Spain's Ministry for Ecological Transition and the Demographic Challenge (Miteco) has formally rejected Berkeley Energia's authorisation to build a uranium processing plant at the company's Salamanca project in western Spain.
The decision comes after the Nuclear Safety Council (NSC) in July released an unfavourable report on the grant of the Authorisation for Construction for the plant as a radioactive facility NSC II. Miteco said CNS explained that its assessment “responds to the poor reliability and high uncertainties in the safety analysis of the radioactive facility in geotechnical and hydrological aspects”.
Berkeley submitted a supplementary Improvement Report with arguments addressing the issues raised by the CNS and requested a reassessment. Berkeley also submitted additional documentation to Miteco in August, emphasising the project's compliance with all requirements for the NSC II. However, Miteco said: “Given the binding nature of the CSN report, due to its negative nature with respect to the request presented by Berkeley, and once the hearing process for interested parties opened on July 21 was cleared, Miteco has denied authorisation to build the nuclear facility.”
Following the decision, Berkely stated: "As previously reported, Berkeley strongly refutes the NSC's assessment and, in the company's opinion, the NSC has adopted an arbitrary decision with the technical issues used as justification to issue the unfavourable report lacking in both technical and legal support."
Berkeley had asked Miteco for access to files associated with the relevant construction and dismantling and closure authorisations for previous radioactive facilities. Based on those files, it said, "it is clear that Berkeley, in its NSC II submission, has been required to provide information that does not correspond to: (i) the regulatory framework, (ii) the scope of the current procedural stage (i.e. at the NSC II stage), and/or (iii) the criteria applied in other licensing processes for similar radioactive facilities).
Berkeley therefore considers that the CSN had acted in a discriminatory and arbitrary manner when assessing the NSC II application for the Salamanca project. The company added that the Improvement Report had not been taken into account or sent to the CSN for assessment, as requested by Berkeley on multiple occasions. The company added it will "immediately consider the range of legal options available to it in relation to the adverse resolution by Miteco”. The company’s share value fell significantly following Miteco’s decision.
The Salamanca project has 59.8 million pounds U3O8 (23,000 tU) of measured and indicated resources as well as inferred resources of 29.6 million pounds of U3O8. According to a 2016 feasibility study, it would be capable of producing an average of 4.4 million pounds of uranium a year at a cost of $13.30 per pound over an initial 10-year period.

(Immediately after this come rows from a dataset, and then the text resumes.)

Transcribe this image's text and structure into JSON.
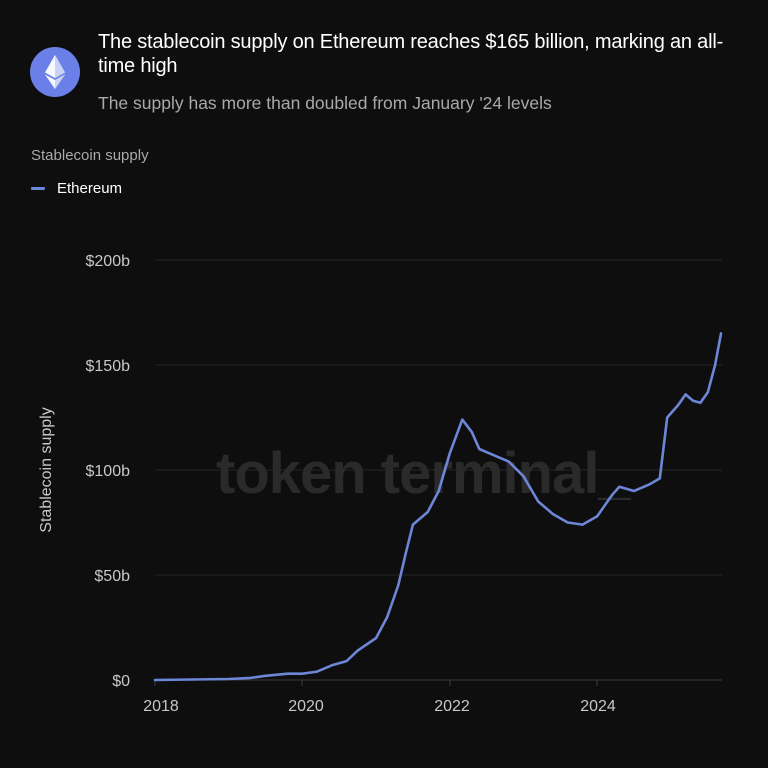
{
  "header": {
    "icon": "ethereum-logo-icon",
    "title": "The stablecoin supply on Ethereum reaches $165 billion, marking an all-time high",
    "subtitle": "The supply has more than doubled from January '24 levels"
  },
  "metric_label": "Stablecoin supply",
  "legend": [
    {
      "label": "Ethereum",
      "color": "#6e86d6"
    }
  ],
  "watermark": "token terminal_",
  "colors": {
    "background": "#0e0e0f",
    "line": "#6e86d6",
    "grid": "#262627",
    "logo": "#6a80e8"
  },
  "chart_data": {
    "type": "line",
    "title": "The stablecoin supply on Ethereum reaches $165 billion, marking an all-time high",
    "subtitle": "The supply has more than doubled from January '24 levels",
    "xlabel": "",
    "ylabel": "Stablecoin supply",
    "y_ticks": [
      "$0",
      "$50b",
      "$100b",
      "$150b",
      "$200b"
    ],
    "x_ticks": [
      "2018",
      "2020",
      "2022",
      "2024"
    ],
    "ylim": [
      0,
      200
    ],
    "grid": true,
    "legend_position": "top-left",
    "series": [
      {
        "name": "Ethereum",
        "unit": "USD billions",
        "x": [
          2018.0,
          2019.0,
          2019.3,
          2019.5,
          2019.8,
          2020.0,
          2020.2,
          2020.4,
          2020.6,
          2020.75,
          2021.0,
          2021.15,
          2021.3,
          2021.4,
          2021.5,
          2021.7,
          2021.85,
          2022.0,
          2022.17,
          2022.3,
          2022.4,
          2022.6,
          2022.8,
          2023.0,
          2023.2,
          2023.4,
          2023.6,
          2023.8,
          2024.0,
          2024.2,
          2024.3,
          2024.5,
          2024.7,
          2024.85,
          2024.95,
          2025.1,
          2025.2,
          2025.3,
          2025.4,
          2025.5,
          2025.6,
          2025.68
        ],
        "values": [
          0,
          0.5,
          1,
          2,
          3,
          3,
          4,
          7,
          9,
          14,
          20,
          30,
          45,
          60,
          74,
          80,
          90,
          108,
          124,
          118,
          110,
          107,
          104,
          97,
          85,
          79,
          75,
          74,
          78,
          88,
          92,
          90,
          93,
          96,
          125,
          131,
          136,
          133,
          132,
          137,
          150,
          165
        ]
      }
    ]
  }
}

Preparatory site work began in 2016, and work began on road realignment and a power line upgrade ahead of main construction. The Municipality of Retortillo in 2020 issued Berkeley Energia a land use permit, known as an Urbanism Licence, for construction works at the project, leaving the NSC II as the only outstanding approval required for full construction to begin. However, several environmental groups filed appeals against the company’s licences and permits, while politicians in both Spain and neighbouring Portugal had opposed the project.
Meanwhile, cryptocurrency company CiRN token said on 29 November that it had taken over Berkely Energia, noting that its prime asset is the Salamanca uranium deposits. CiRN said it “aims to utilise ionisation of radiation without mining, without waste, to convert radiation to electricity”. CiRN said it owns three historic uranium deposits in Quebec, Canada; over 13 historic iron deposits in Quebec Labrador Trough; and over 17 historic uranium occurrences in Saskatchewan, Canada.
According to its website, CiRN is working to utilise “insitu resources near population centres as insitu flow batteries, iron flow batteries and uranium flow batteries with resulting utility fees and energy distribution payments from the clean flow batteries energy production to be made in CiRN only.”